Monique a douze ans. Elle a une natte dans le dos, et des robes à carreaux, d’écolière. Elle est la première élève de sa classe, dans le pensionnat de tante Sylvestre. À la place des rues grises dans le brouillard s’étend le jardin montant, au flanc de la colline. Le soleil vêt toutes choses, d’une splendeur légère. Il luit sur les palmes des chamérops, pareils à des fougères géantes, sur les raquettes épineuses des cactus, sur les aloès bleuâtres ou bordés de jaune, qui ont l’air d’énormes bouquets de zinc. La mer est du même azur foncé que le ciel, ils se confondent, au large.

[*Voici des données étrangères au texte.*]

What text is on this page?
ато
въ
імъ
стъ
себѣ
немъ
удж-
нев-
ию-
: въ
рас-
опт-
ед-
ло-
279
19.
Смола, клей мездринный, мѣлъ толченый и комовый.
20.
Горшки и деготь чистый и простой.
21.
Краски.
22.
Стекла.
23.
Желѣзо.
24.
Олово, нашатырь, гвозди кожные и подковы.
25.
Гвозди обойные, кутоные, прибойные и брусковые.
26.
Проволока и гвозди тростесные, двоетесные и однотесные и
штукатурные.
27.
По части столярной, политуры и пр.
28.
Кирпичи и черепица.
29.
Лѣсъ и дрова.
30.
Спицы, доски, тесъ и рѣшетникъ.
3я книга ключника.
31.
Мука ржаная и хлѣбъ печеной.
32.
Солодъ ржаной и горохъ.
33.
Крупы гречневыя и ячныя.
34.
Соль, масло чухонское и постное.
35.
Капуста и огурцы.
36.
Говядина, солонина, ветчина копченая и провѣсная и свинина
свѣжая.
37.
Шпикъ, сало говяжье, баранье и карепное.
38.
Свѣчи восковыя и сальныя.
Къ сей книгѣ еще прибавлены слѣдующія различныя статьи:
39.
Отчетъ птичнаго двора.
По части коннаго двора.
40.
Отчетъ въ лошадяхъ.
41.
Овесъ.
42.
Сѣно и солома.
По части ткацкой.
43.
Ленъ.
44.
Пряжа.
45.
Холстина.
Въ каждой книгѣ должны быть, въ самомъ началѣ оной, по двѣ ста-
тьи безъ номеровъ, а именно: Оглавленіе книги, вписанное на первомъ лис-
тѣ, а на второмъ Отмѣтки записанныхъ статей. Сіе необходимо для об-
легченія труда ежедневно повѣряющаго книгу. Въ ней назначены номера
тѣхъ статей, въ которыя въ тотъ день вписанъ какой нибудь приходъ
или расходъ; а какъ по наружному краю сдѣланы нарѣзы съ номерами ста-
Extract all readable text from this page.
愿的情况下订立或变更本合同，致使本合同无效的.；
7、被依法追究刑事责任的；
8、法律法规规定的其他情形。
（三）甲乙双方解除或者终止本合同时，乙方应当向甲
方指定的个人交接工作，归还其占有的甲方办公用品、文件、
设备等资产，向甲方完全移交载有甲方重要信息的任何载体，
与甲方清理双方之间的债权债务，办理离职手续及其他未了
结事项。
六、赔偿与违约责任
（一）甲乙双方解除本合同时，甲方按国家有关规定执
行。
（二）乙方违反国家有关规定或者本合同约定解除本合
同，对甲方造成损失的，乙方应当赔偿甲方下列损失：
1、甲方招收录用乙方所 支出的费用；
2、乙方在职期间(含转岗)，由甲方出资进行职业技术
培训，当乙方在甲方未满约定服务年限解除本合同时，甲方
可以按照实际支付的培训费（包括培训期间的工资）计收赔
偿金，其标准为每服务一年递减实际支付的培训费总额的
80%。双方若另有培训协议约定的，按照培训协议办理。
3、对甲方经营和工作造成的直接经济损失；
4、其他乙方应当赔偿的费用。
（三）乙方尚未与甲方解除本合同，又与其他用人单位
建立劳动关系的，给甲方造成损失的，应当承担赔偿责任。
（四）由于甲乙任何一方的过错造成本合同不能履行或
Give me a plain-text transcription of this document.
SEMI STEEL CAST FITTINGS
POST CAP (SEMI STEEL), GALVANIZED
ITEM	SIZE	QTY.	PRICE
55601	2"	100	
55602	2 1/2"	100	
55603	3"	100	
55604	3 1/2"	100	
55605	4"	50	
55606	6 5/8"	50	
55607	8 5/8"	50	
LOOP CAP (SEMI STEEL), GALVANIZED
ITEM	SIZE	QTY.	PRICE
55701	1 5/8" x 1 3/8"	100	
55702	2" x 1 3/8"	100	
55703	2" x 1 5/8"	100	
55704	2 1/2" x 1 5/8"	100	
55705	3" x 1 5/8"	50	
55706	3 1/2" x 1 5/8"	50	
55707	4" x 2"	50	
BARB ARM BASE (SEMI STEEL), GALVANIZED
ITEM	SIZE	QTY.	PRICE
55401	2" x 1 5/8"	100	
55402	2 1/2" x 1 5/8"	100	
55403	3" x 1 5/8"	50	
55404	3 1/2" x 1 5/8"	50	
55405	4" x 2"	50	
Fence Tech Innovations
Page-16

Pâques est revenu, Pâques fleuries ! Jésus s’avance sur son petit âne, dans le balancement des branches vertes. La terre est comme un seul tapis, éclatant et bariolé, de roses, de narcisses, d’œillets et d’anémones.

Monique demain sera toute en blanc, comme une petite mariée. Demain ! Célébration de ses Noces spirituelles. Le bon curé Macahire, — elle ne peut prononcer son nom sérieusement, — va l’admettre, avec ses compagnes du catéchisme, à la Sainte Table.

Elle a essayé de se pénétrer des belles légendes des Testaments ; elle y a d’autant mieux réussi qu’elle a eu comme répétitrice sa grande amie Élisabeth Meere… Zabeth, qui est protestante, a fait, il y a quatre ans déjà, sa première communion et son rigorisme fervent ajoute une exaltation singulière à la fièvre mystique dont Monique brûle. Toutes deux, dans l’adoration du Sauveur, découvrent obscurément l’amour.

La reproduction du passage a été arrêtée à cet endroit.